Being a pilot in Qantas for 10 years and in one of the most male dominated jobs you can find, I was very stressed about how to let work know. Initial contact was to my Base Captain (who had been wonderful throughout) and then the informing of the rest of flight operations management. To my surprise everyone was most supportive and were just amazed at my courage that they didn't really care about exactly what I had intended to do. That was, to become the first and only transgendered pilot in Qantas' 90 year history. There have been other transgenders in other departments in Qantas but never in flight crew. The flight operations management decide to use this to their advantage and gain information from these departments about what worked, and what didn't, to best implement me back into my role as a First Officer. Management informed my work colleagues of my impending transition via memo, which was well received, and they also researched about transgenderism and spoke to various specialists. Quite unbelievable that a company would go to such lengths to keep a transgendered individual employed within their ranks. I really believe that Qantas has set the bench mark when implementing trans people back into the workforce and I'm saddened that most other trans people don't receive the same respect that I received from my employer.
I returned to work after my facial surgery and was well accepted. After initial shock at how good I looked, it was business as usual.

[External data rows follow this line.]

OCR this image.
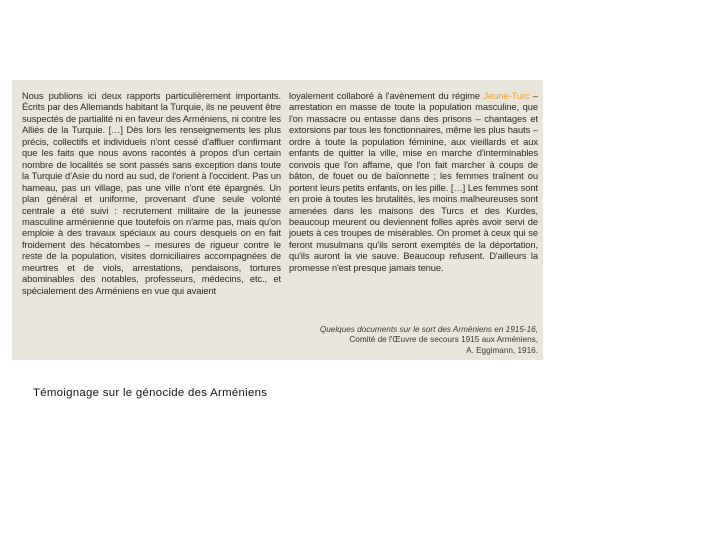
Nous publions ici deux rapports particulièrement importants. Écrits par des Allemands habitant la Turquie, ils ne peuvent être suspectés de partialité ni en faveur des Arméniens, ni contre les Alliés de la Turquie. […] Dès lors les renseignements les plus précis, collectifs et individuels n'ont cessé d'affluer confirmant que les faits que nous avons racontés à propos d'un certain nombre de localités se sont passés sans exception dans toute la Turquie d'Asie du nord au sud, de l'orient à l'occident. Pas un hameau, pas un village, pas une ville n'ont été épargnés. Un plan général et uniforme, provenant d'une seule volonté centrale a été suivi : recrutement militaire de la jeunesse masculine arménienne que toutefois on n'arme pas, mais qu'on emploie à des travaux spéciaux au cours desquels on en fait froidement des hécatombes – mesures de rigueur contre le reste de la population, visites domiciliaires accompagnées de meurtres et de viols, arrestations, pendaisons, tortures abominables des notables, professeurs, médecins, etc., et spécialement des Arméniens en vue qui avaient

loyalement collaboré à l'avènement du régime Jeune-Turc – arrestation en masse de toute la population masculine, que l'on massacre ou entasse dans des prisons – chantages et extorsions par tous les fonctionnaires, même les plus hauts – ordre à toute la population féminine, aux vieillards et aux enfants de quitter la ville, mise en marche d'interminables convois que l'on affame, que l'on fait marcher à coups de bâton, de fouet ou de baïonnette ; les femmes traînent ou portent leurs petits enfants, on les pille. […] Les femmes sont en proie à toutes les brutalités, les moins malheureuses sont amenées dans les maisons des Turcs et des Kurdes, beaucoup meurent ou deviennent folles après avoir servi de jouets à ces troupes de misérables. On promet à ceux qui se feront musulmans qu'ils seront exemptés de la déportation, qu'ils auront la vie sauve. Beaucoup refusent. D'ailleurs la promesse n'est presque jamais tenue.

Quelques documents sur le sort des Arméniens en 1915-16,
Comité de l'Œuvre de secours 1915 aux Arméniens,
A. Eggimann, 1916.
Témoignage sur le génocide des Arméniens
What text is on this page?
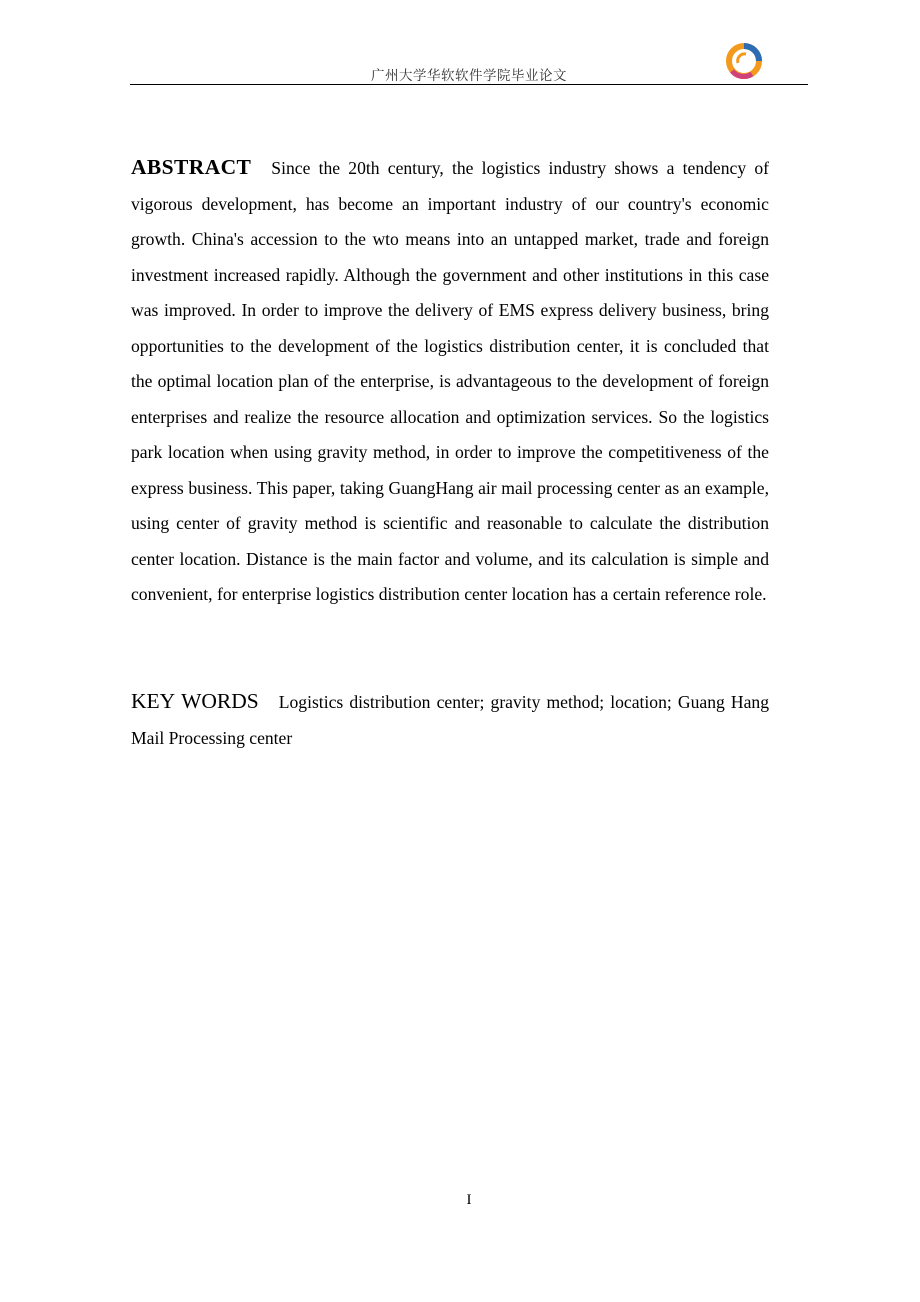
广州大学华软软件学院毕业论文
ABSTRACT Since the 20th century, the logistics industry shows a tendency of vigorous development, has become an important industry of our country's economic growth. China's accession to the wto means into an untapped market, trade and foreign investment increased rapidly. Although the government and other institutions in this case was improved. In order to improve the delivery of EMS express delivery business, bring opportunities to the development of the logistics distribution center, it is concluded that the optimal location plan of the enterprise, is advantageous to the development of foreign enterprises and realize the resource allocation and optimization services. So the logistics park location when using gravity method, in order to improve the competitiveness of the express business. This paper, taking GuangHang air mail processing center as an example, using center of gravity method is scientific and reasonable to calculate the distribution center location. Distance is the main factor and volume, and its calculation is simple and convenient, for enterprise logistics distribution center location has a certain reference role.
KEY WORDS Logistics distribution center; gravity method; location; Guang Hang Mail Processing center
I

The facial surgery was really quite dramatic and gave me a younger female look, and along with loosing 20 kgs and and hormone therapy , it made me look a genetic female. This made my transition easier as instead of being 'the' transgendered pilot I just became one of Qantas' female pilots. This allowed me to slip into my new life as a woman quiet easily.
So after a year of transition which consisted of a month in hospital with severe depression, hours of painful and expensive electrolysis and laser hair removal, losing a lot of old friends, gaining some fantastic new friends, losing an identity and trying to find a new one, hours of psychiatric evaluation, and more tears I care to remember - I find myself in this hotel room, a post-operative transgender female with my whole new life ahead of me.